Ibnu Daqa’iq dalam kitabnya Ihkamul Ahkam Syarah Umdatul Ahkam, juga
menyatakan hal yang sama, “Dalam hadits ini, terdapat dalil bolehnya mengeraskan
dzikir setelah shalat, dan takbir secara khusus termasuk dalam kategori
dzikir."[4]
Imam al-Nawawi dalam Syarah Shahih Muslim mengatakan, bahwa hadits
ini (riwayat Bukhari Muslim diatas) adalah dalil bagi pendapat sebagian ulama
salaf bahwa disunnahkan mengeraskan suara takbir dan dzikir sesudah shalat
wajib. Dan
di antara ulama muta’akhirin yang menyunahkannya adalah Ibnu Hazm al-Zahiri.[5]

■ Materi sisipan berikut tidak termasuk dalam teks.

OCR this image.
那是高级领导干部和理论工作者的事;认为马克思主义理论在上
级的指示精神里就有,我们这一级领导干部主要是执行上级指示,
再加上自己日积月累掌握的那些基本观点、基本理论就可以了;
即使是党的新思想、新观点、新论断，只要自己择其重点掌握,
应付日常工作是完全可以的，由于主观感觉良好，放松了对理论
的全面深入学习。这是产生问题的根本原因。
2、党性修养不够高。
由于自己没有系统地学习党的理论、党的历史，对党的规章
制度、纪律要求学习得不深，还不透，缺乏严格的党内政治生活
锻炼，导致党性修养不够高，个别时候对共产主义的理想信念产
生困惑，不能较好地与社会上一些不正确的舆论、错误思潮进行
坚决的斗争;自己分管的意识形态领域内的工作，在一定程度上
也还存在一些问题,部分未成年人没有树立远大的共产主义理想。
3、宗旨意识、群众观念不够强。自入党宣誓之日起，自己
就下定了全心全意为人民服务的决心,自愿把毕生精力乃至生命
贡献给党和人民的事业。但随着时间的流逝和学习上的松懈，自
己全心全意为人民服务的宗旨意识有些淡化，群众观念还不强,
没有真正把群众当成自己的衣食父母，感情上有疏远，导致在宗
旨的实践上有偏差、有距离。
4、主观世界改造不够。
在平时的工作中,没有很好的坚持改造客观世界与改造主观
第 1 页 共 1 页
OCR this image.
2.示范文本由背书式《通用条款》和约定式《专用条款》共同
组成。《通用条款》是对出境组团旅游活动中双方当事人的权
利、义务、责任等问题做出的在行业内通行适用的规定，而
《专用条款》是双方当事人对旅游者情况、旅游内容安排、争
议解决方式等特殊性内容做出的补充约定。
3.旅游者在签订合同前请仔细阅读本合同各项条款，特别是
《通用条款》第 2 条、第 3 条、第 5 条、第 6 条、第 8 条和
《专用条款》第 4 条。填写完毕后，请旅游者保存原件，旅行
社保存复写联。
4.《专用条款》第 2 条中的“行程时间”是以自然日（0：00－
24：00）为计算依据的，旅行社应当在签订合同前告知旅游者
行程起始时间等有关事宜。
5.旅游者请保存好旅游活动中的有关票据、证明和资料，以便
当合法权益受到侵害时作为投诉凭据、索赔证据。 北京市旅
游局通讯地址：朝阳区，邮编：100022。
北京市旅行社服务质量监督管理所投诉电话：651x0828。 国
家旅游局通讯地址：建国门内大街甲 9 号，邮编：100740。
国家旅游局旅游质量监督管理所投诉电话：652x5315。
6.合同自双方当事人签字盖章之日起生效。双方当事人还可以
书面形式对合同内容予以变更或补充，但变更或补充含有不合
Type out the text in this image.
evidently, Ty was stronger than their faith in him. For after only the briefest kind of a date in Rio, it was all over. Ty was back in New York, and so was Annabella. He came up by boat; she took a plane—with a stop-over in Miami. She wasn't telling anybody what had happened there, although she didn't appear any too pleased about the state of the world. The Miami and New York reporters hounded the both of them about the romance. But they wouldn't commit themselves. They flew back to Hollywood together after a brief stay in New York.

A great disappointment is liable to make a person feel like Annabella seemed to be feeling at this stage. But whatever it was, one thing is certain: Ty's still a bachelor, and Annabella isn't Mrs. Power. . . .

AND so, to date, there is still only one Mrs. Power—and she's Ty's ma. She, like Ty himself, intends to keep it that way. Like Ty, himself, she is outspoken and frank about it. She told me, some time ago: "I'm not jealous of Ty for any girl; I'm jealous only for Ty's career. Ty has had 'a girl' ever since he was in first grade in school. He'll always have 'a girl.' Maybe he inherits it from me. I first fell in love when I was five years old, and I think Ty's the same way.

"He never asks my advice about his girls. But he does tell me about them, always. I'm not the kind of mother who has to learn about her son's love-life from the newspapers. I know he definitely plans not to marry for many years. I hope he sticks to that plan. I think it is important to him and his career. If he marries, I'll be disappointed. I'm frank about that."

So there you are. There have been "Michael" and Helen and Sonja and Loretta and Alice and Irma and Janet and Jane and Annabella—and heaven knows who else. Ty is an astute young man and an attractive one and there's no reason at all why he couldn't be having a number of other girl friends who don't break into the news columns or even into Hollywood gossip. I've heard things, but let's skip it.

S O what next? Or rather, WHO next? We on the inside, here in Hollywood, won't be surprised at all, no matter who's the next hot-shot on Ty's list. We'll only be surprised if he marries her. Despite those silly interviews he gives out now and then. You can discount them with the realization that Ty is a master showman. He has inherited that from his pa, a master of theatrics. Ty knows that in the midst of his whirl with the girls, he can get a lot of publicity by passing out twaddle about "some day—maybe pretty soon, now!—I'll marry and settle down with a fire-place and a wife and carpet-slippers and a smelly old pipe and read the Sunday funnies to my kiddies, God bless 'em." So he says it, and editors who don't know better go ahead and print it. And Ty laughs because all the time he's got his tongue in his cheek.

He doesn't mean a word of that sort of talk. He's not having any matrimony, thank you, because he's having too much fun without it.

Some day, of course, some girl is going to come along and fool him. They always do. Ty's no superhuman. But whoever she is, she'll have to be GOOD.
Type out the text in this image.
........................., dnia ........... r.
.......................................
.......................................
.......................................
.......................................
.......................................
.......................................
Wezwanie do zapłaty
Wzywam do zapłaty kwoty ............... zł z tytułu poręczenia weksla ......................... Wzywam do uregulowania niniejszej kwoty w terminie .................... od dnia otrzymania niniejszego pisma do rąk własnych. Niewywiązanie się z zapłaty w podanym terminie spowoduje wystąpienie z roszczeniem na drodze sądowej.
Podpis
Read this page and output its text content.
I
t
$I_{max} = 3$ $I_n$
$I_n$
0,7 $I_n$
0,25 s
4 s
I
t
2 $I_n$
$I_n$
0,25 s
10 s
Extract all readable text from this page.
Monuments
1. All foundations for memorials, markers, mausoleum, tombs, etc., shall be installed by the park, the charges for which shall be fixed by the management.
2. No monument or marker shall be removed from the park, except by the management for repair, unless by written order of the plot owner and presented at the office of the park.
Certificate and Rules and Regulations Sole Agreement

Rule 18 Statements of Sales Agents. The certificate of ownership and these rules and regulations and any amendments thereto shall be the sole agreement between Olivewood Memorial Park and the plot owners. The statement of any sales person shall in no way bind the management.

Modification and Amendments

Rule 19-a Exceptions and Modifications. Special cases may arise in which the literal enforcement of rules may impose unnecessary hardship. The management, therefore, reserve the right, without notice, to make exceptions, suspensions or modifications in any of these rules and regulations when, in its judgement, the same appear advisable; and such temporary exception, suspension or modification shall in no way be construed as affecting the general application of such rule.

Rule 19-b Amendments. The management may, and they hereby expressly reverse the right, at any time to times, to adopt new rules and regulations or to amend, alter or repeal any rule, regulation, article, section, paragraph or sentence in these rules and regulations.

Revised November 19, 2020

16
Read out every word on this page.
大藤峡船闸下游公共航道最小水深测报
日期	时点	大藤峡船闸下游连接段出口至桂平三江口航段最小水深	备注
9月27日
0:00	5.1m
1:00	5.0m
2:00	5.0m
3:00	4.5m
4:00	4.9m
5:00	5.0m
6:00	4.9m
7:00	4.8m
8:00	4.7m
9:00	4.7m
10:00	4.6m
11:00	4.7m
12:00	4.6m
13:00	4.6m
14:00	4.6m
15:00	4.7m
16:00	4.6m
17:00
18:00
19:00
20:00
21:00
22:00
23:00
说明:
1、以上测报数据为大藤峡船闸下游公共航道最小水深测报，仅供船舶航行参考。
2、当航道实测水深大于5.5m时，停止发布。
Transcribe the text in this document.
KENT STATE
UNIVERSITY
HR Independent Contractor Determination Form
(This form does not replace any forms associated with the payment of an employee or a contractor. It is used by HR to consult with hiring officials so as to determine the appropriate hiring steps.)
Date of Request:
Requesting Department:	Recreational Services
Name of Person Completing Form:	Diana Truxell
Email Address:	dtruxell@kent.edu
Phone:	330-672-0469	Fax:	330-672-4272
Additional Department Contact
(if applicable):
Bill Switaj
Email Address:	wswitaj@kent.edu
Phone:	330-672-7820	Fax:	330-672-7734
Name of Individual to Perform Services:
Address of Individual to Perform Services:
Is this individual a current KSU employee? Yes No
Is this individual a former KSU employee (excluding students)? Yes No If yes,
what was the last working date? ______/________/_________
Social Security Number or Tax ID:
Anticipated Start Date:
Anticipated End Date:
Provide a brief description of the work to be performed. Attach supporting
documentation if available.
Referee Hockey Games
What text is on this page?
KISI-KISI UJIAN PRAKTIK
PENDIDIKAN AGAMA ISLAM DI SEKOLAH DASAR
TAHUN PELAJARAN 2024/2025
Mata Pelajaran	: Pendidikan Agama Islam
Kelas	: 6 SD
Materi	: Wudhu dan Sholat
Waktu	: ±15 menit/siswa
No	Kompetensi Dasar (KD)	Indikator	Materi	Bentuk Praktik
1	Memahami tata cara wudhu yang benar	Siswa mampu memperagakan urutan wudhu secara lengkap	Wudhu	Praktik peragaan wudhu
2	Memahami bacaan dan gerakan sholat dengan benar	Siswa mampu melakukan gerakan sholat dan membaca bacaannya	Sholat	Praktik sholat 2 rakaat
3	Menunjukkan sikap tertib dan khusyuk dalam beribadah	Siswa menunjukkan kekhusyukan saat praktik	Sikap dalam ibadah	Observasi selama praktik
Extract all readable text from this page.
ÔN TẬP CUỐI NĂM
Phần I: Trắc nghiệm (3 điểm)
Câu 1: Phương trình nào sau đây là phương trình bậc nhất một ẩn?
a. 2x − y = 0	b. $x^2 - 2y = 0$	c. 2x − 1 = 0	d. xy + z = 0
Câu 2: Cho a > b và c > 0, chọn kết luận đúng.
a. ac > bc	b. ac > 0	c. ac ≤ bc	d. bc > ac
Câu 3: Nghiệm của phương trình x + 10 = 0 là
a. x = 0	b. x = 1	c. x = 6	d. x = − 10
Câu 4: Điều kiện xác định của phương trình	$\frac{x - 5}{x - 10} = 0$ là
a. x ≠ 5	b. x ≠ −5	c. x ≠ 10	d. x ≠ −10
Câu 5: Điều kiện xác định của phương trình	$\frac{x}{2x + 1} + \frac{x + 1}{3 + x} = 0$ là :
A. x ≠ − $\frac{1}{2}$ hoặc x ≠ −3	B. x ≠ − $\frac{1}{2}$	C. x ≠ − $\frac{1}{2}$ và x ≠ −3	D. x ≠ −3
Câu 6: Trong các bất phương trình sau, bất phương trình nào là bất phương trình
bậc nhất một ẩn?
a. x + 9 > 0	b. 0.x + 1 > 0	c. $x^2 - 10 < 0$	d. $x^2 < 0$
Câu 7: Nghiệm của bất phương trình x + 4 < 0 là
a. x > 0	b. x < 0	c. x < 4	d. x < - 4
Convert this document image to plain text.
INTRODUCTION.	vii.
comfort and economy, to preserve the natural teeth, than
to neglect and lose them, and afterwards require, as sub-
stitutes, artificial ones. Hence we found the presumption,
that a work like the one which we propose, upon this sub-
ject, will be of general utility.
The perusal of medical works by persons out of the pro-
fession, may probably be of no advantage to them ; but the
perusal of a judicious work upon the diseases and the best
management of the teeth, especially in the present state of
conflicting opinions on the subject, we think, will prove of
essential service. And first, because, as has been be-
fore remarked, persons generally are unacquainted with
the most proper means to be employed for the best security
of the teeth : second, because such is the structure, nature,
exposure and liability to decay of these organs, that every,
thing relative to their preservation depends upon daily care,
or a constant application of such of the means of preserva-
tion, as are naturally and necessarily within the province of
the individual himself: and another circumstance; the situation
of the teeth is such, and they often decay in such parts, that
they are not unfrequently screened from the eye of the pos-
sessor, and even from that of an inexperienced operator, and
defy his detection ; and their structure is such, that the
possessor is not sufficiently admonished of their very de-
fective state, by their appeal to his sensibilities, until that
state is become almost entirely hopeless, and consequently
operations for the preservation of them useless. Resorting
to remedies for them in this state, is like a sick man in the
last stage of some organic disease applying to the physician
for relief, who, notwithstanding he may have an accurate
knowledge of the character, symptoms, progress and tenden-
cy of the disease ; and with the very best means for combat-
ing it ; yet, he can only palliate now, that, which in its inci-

Sedangkan Imam al-Syafi’i rahimahullah, memaknai hadits di atas
dengan mengatakan, bahwa beliau shallallahu'alaihi wasallam mengeraskan
(dzikir sesudah shalat) hanya dalam waktu sementara saja untuk mengajari mereka
tentang sifat dzikir, bukan mengeraskan terus menerus. Imam Syafi’i
berpendapat agar imam dan makmum melirihkan dzikir kepada Allah Ta’ala sesudah
shalat, kecuali kalau imam ingin agar makmum belajar darinya, maka dia
mengeraskan dzikirnya sehingga ia melihat makmum telah belajar darinya, lalu
melirihkannya. Dan beliau memaknai hadits tersebut dengan ini.[6]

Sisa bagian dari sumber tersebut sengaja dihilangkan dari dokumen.